Recently, I was sitting next to a friend of mine, William Crumpler, on a rocking chair; our conversation went something along these lines: I popped the question, “What does it mean to be humble?”
He sat for a while in pensive silence before I added, “I ask because you’re the master of humility.”
Bashfully, he responded, “No, I’m not.”
I retorted, “That’s exactly what I meant.”
He chuckled and answered me with his own question: “Well, why do you want to know?”
“All of the other virtues—compassion, prudence, charity—all of those are relatively straightforward. But for me, humility has always been some elusive medium between total self-deprecation and wanton arrogance, and I’ve never been able to quite pin it down.”
“You’re right. It is a rather hard distinction to make. At the end of the day though, it’s all about keeping your ego in check.”
“How does one go about doing that?”
“As you said, the secret is to find a center ground between the extremes. On one hand, it’s perfectly reasonable to take stock of your accomplishments, realize what you have done and occasionally celebrate. That doesn’t make you an egomaniac; that simply makes you a human being looking to build your own identity based off of your actions.”
“Yeah, you wouldn’t want to become one of those people who’s always talking about their awards, scholarships, grades or whatever.”
“As is the case with most things, there is a time and a place. During a conversation, you should never want to try and ‘one-up’ somebody, or steer the course so that it honors your accomplishments. Not only are these actions impolite, but they tend to overinflate your ego.”
“I see. Then on the other hand is the counter force, something that takes you down a few pegs. What helps you manage?”
“I always remember that somewhere out there is someone better than me. Somebody is stronger, smarter or faster than me.”
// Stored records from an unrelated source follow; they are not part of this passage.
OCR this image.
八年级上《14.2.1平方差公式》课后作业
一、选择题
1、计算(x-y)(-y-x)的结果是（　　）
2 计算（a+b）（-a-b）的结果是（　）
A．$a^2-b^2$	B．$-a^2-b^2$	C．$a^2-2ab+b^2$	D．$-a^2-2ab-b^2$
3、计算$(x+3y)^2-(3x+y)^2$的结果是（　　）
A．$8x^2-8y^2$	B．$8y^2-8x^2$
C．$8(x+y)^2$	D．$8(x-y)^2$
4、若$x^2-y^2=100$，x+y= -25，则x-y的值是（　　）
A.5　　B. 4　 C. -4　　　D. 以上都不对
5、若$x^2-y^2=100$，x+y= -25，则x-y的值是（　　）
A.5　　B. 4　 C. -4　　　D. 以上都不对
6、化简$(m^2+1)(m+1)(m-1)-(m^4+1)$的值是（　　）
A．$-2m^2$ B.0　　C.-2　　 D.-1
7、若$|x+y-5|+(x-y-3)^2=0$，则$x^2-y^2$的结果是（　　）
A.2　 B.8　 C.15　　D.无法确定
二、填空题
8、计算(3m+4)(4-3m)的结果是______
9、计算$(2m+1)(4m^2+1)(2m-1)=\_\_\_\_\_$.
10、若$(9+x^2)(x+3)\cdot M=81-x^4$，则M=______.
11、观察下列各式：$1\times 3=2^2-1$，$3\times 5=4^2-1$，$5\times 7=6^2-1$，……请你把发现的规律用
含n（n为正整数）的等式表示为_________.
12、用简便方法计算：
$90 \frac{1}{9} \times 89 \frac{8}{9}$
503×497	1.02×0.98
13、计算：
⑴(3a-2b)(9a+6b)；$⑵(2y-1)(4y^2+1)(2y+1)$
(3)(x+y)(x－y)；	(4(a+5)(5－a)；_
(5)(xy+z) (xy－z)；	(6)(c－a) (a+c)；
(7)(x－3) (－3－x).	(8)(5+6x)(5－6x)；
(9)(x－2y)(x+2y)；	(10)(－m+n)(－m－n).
“But can’t that have the adverse effect of crushing your spirit and making you feel insignificant?”
“Yes, it can. And at times it should. It is okay to doubt yourself. A smug assuredness of where you are in life leads you down a path of arrogance. If you’re ever complacent with yourself, you will never be able to grow. Then what fun is life?”
“I’m following you there. I guess ego is really just a delicate balancing act, teetering between overconfidence and crippling insecurity.”
“You need to find a sense of realism. Humility is taking a good long look at yourself in the mirror and asking: ‘What am I good at? What do I suck at? What do I value?’ Humility is asking those questions to assess where you’ve come from, where you are and where you’re going.”
“I’m following you there. So to be humble is really just to be rather than to seem?”
“That sounds nice, but then again, always keep looking for a better answer.”